"You ever wish on a star before?"
The question startles her. It's late, and the sky outside is dark, and they're sitting in the squad room, because neither of them want to go home just yet, and there's paperwork to be done, and so they work on it. And she looks at her partner, and shakes her head.
"No," she says. "There was never any time. I was always doing homework, trying to stay away from home, cleaning up after my mom…Have you?"
He nods, and it's this that makes her imagine her partner at six or seven years old, staring up at the sky and wishing for something that isn't likely to happen.
"Gave it up when my dad found out," he says, vaguely, and she knows better than to ask him what this means, because she has the feeling she already knows.
"You know, sometimes I wonder why kids even bother," she remarks. "It never seems like anything is going to happen. Like their wish is ever going to come true."
"That was my problem," he says. "I never saw the point. I did it, but I never expected anything to happen."
She gives him a sideways look, and wonders what her partner could have ever had to wish for, and decides she wants to know, so she asks. "What'd you wish for?"
He looks at her for a long moment, and then looks down at his paperwork. His hands are bruised, and she knows he was in a fight with his former partner a week or so ago, but she doesn't know the details and hasn't asked. Finally, he answers her.
"I wished for release," he says, quietly. "For an escape. A moment of peace where my father wasn't breathing down my neck and I actually got along with him."
Silence. It is the last thing she has expected to hear, and yet at the same time, the first thing she thought she would hear.
"What would you have wished for, if you'd ever had the chance?" he asks, and she looks over at him and shrugs.
"That my mom hadn't been raped, that I'd been the product of a normal relationship…that she'd never started drinking…" She trails off and shakes her head. "Guess we were both a little more grown up than we had to be."
He offers up a wry smile. "The funny part about it is that I was the youngest," he remarks. "Technically, I shouldn't have been wishing for what I did."
"Then why did you?" she asks, and instantly regrets it because she knows as well as he does that there are some places that they don't go, and yet she's gone there.
"Because whenever I did it, I was at the point when I didn't think I could take it any more," he says, and doesn't tell her that he gave it up for a little while before that incident back in the fifth grade, because that night, it had started up again.
She gives him another sideways look and then speaks. "You know, I got to that point more than any kid should have had to, and I can't help that it's what helped make me into what I am now."
"Someone who lives to help the people around them, particularly the children," he says, and she nods, and he does, too.
"I used to think when I was a kid that I would become a cop because my father had been one, and then my senior year happened."
She knows what he means. "And then what?
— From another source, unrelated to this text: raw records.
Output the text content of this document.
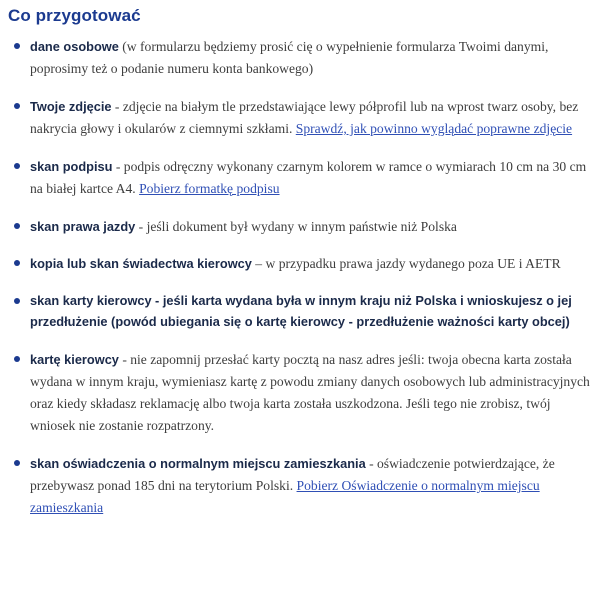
Co przygotować
dane osobowe (w formularzu będziemy prosić cię o wypełnienie formularza Twoimi danymi, poprosimy też o podanie numeru konta bankowego)
Twoje zdjęcie - zdjęcie na białym tle przedstawiające lewy półprofil lub na wprost twarz osoby, bez nakrycia głowy i okularów z ciemnymi szkłami. Sprawdź, jak powinno wyglądać poprawne zdjęcie
skan podpisu - podpis odręczny wykonany czarnym kolorem w ramce o wymiarach 10 cm na 30 cm na białej kartce A4. Pobierz formatkę podpisu
skan prawa jazdy - jeśli dokument był wydany w innym państwie niż Polska
kopia lub skan świadectwa kierowcy – w przypadku prawa jazdy wydanego poza UE i AETR
skan karty kierowcy - jeśli karta wydana była w innym kraju niż Polska i wnioskujesz o jej przedłużenie (powód ubiegania się o kartę kierowcy - przedłużenie ważności karty obcej)
kartę kierowcy - nie zapomnij przesłać karty pocztą na nasz adres jeśli: twoja obecna karta została wydana w innym kraju, wymieniasz kartę z powodu zmiany danych osobowych lub administracyjnych oraz kiedy składasz reklamację albo twoja karta została uszkodzona. Jeśli tego nie zrobisz, twój wniosek nie zostanie rozpatrzony.
skan oświadczenia o normalnym miejscu zamieszkania - oświadczenie potwierdzające, że przebywasz ponad 185 dni na terytorium Polski. Pobierz Oświadczenie o normalnym miejscu zamieszkania
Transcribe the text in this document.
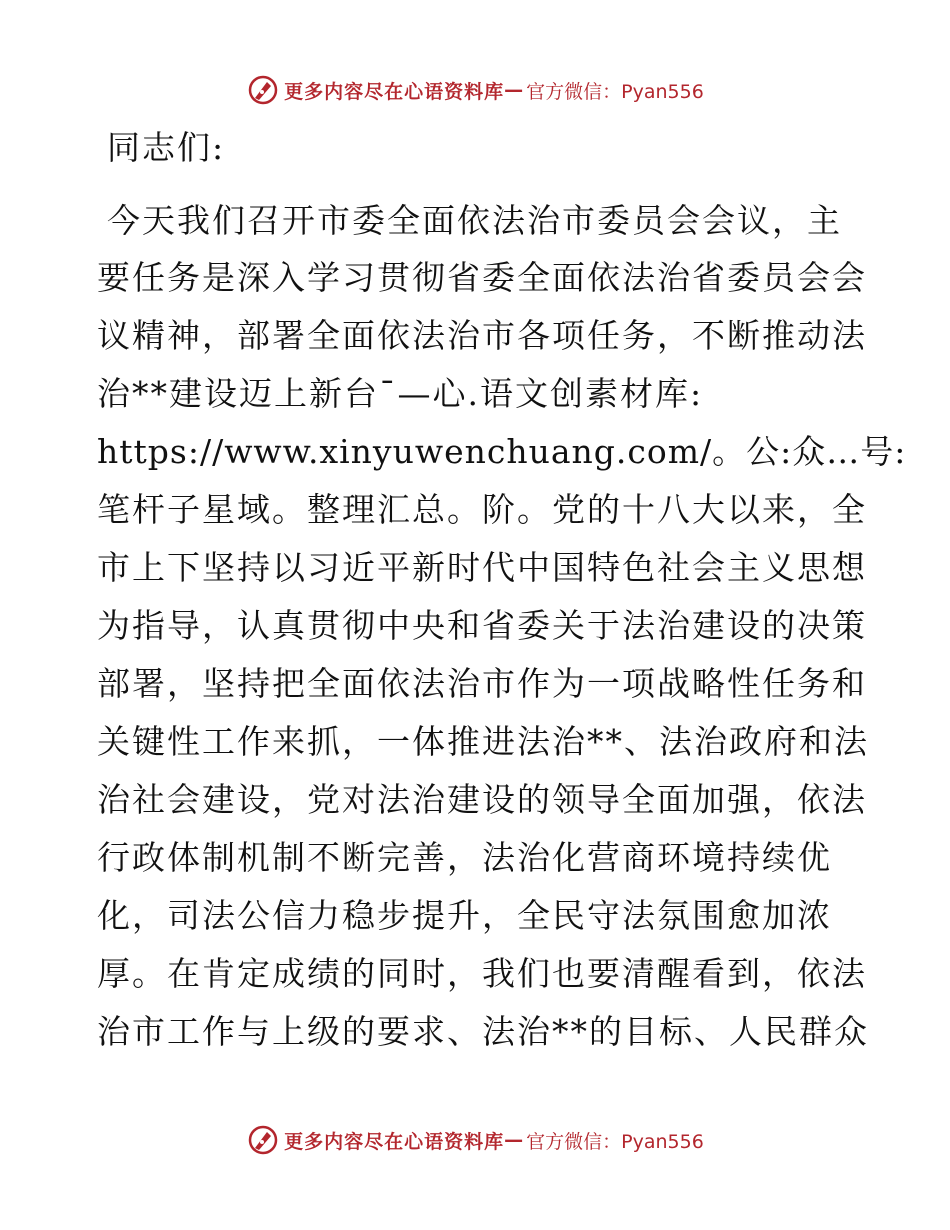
更多内容尽在心语资料库 — 官方微信：Pyan556
同志们:
今天我们召开市委全面依法治市委员会会议，主
要任务是深入学习贯彻省委全面依法治省委员会会
议精神，部署全面依法治市各项任务，不断推动法
治**建设迈上新台¯—心.语文创素材库:
https://www.xinyuwenchuang.com/。公:众…号:
笔杆子星域。整理汇总。阶。党的十八大以来，全
市上下坚持以习近平新时代中国特色社会主义思想
为指导，认真贯彻中央和省委关于法治建设的决策
部署，坚持把全面依法治市作为一项战略性任务和
关键性工作来抓，一体推进法治**、法治政府和法
治社会建设，党对法治建设的领导全面加强，依法
行政体制机制不断完善，法治化营商环境持续优
化，司法公信力稳步提升，全民守法氛围愈加浓
厚。在肯定成绩的同时，我们也要清醒看到，依法
治市工作与上级的要求、法治**的目标、人民群众
更多内容尽在心语资料库 — 官方微信：Pyan556
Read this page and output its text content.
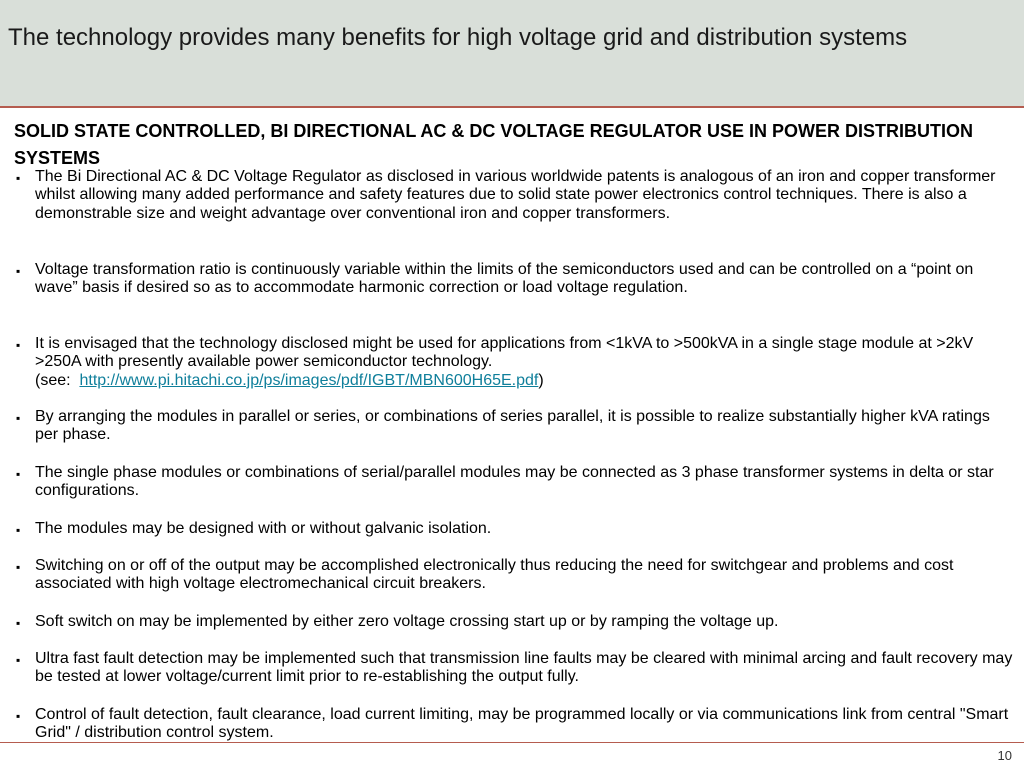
The technology provides many benefits for high voltage grid and distribution systems
SOLID STATE CONTROLLED, BI DIRECTIONAL AC & DC VOLTAGE REGULATOR USE IN POWER DISTRIBUTION SYSTEMS
▪ The Bi Directional AC & DC Voltage Regulator as disclosed in various worldwide patents is analogous of an iron and copper transformer whilst allowing many added performance and safety features due to solid state power electronics control techniques. There is also a demonstrable size and weight advantage over conventional iron and copper transformers.
▪ Voltage transformation ratio is continuously variable within the limits of the semiconductors used and can be controlled on a “point on wave” basis if desired so as to accommodate harmonic correction or load voltage regulation.
▪ It is envisaged that the technology disclosed might be used for applications from <1kVA to >500kVA in a single stage module at >2kV >250A with presently available power semiconductor technology.
(see: http://www.pi.hitachi.co.jp/ps/images/pdf/IGBT/MBN600H65E.pdf)
▪ By arranging the modules in parallel or series, or combinations of series parallel, it is possible to realize substantially higher kVA ratings per phase.
▪ The single phase modules or combinations of serial/parallel modules may be connected as 3 phase transformer systems in delta or star configurations.
▪ The modules may be designed with or without galvanic isolation.
▪ Switching on or off of the output may be accomplished electronically thus reducing the need for switchgear and problems and cost associated with high voltage electromechanical circuit breakers.
▪ Soft switch on may be implemented by either zero voltage crossing start up or by ramping the voltage up.
▪ Ultra fast fault detection may be implemented such that transmission line faults may be cleared with minimal arcing and fault recovery may be tested at lower voltage/current limit prior to re-establishing the output fully.
▪ Control of fault detection, fault clearance, load current limiting, may be programmed locally or via communications link from central "Smart Grid" / distribution control system.
10
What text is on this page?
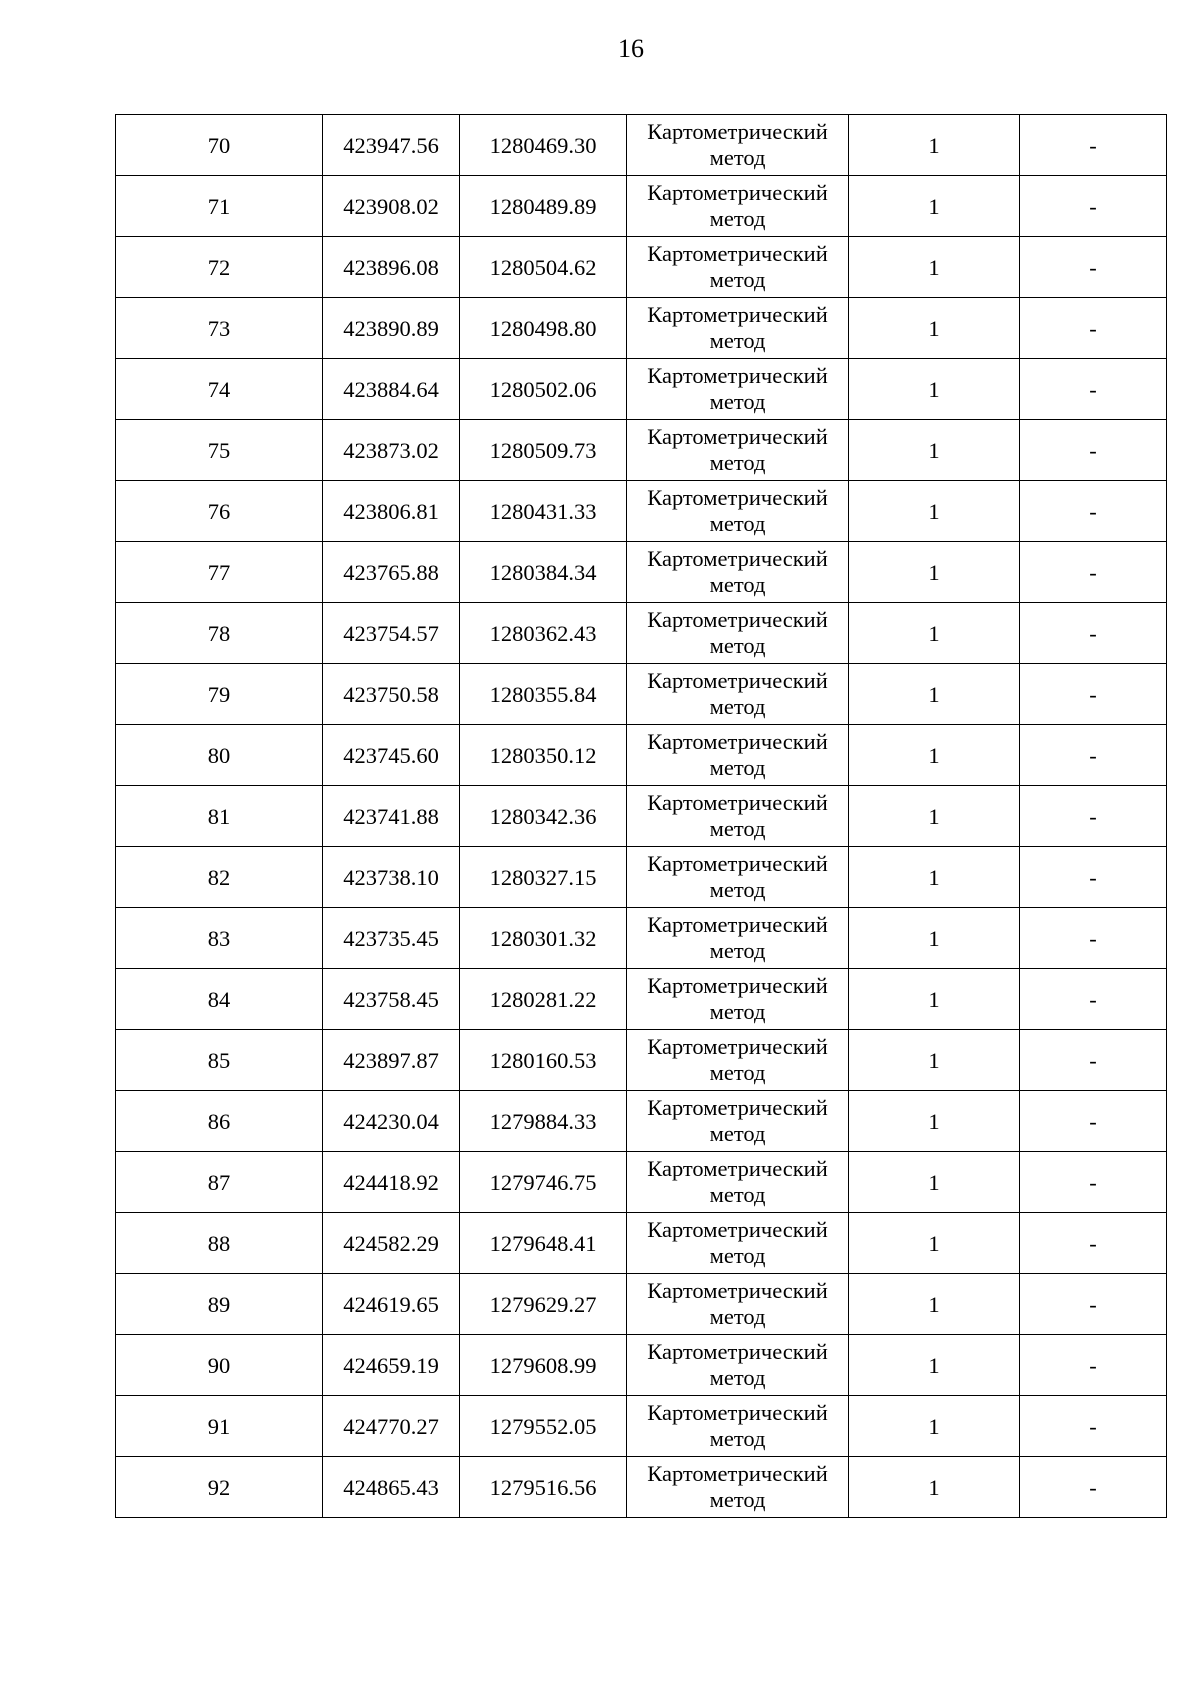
16
70	423947.56	1280469.30	Картометрический метод	1	-
71	423908.02	1280489.89	Картометрический метод	1	-
72	423896.08	1280504.62	Картометрический метод	1	-
73	423890.89	1280498.80	Картометрический метод	1	-
74	423884.64	1280502.06	Картометрический метод	1	-
75	423873.02	1280509.73	Картометрический метод	1	-
76	423806.81	1280431.33	Картометрический метод	1	-
77	423765.88	1280384.34	Картометрический метод	1	-
78	423754.57	1280362.43	Картометрический метод	1	-
79	423750.58	1280355.84	Картометрический метод	1	-
80	423745.60	1280350.12	Картометрический метод	1	-
81	423741.88	1280342.36	Картометрический метод	1	-
82	423738.10	1280327.15	Картометрический метод	1	-
83	423735.45	1280301.32	Картометрический метод	1	-
84	423758.45	1280281.22	Картометрический метод	1	-
85	423897.87	1280160.53	Картометрический метод	1	-
86	424230.04	1279884.33	Картометрический метод	1	-
87	424418.92	1279746.75	Картометрический метод	1	-
88	424582.29	1279648.41	Картометрический метод	1	-
89	424619.65	1279629.27	Картометрический метод	1	-
90	424659.19	1279608.99	Картометрический метод	1	-
91	424770.27	1279552.05	Картометрический метод	1	-
92	424865.43	1279516.56	Картометрический метод	1	-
You obviously never gave up on that."
"I went into the service," he says. "Marine Corps. And then I became a cop, because we needed the money, and it was pretty much all I could do."
"But you love your job?"
"Yeah, I love it." At this point, he trails off, and stares out the window, squinting slightly, because the lights in the squad room are reflecting off the glass, making it hard for him to see.
"It's hard," she remarks, as she watches him, and he nods, without looking at her.
"Yeah, it is." He pauses, and then speaks again. "One of those things that always makes me want to wish on stars."
"Do you still?" she asks, and when he nods, she asks another question. "What do you wish for now?"
He hesitates, and she knows he does, because there is an expression on his face as he finally looks at her again that tells her that he doesn't really want to answer, but that he's going to.
"Now? Now I wish that every child has someone to hug them, that I'll be able to go home at the end of the day and know that someone's waiting for me…that sort of thing."
He trails off for a long moment, and then goes on. "I also wish that every child has a chance to wish on a star at least once."
An admission that he wouldn't make to anyone else, and he knows it, and so he looks back down at the paperwork and pretends to be working on it, but out of the corner of her eye, she can see him looking at the picture of his children on his desk.
And she takes the chance, while he isn't looking at her, she takes her own chance, and wishes, and when she looks up again, he's smiling faintly and she knows he's seen her.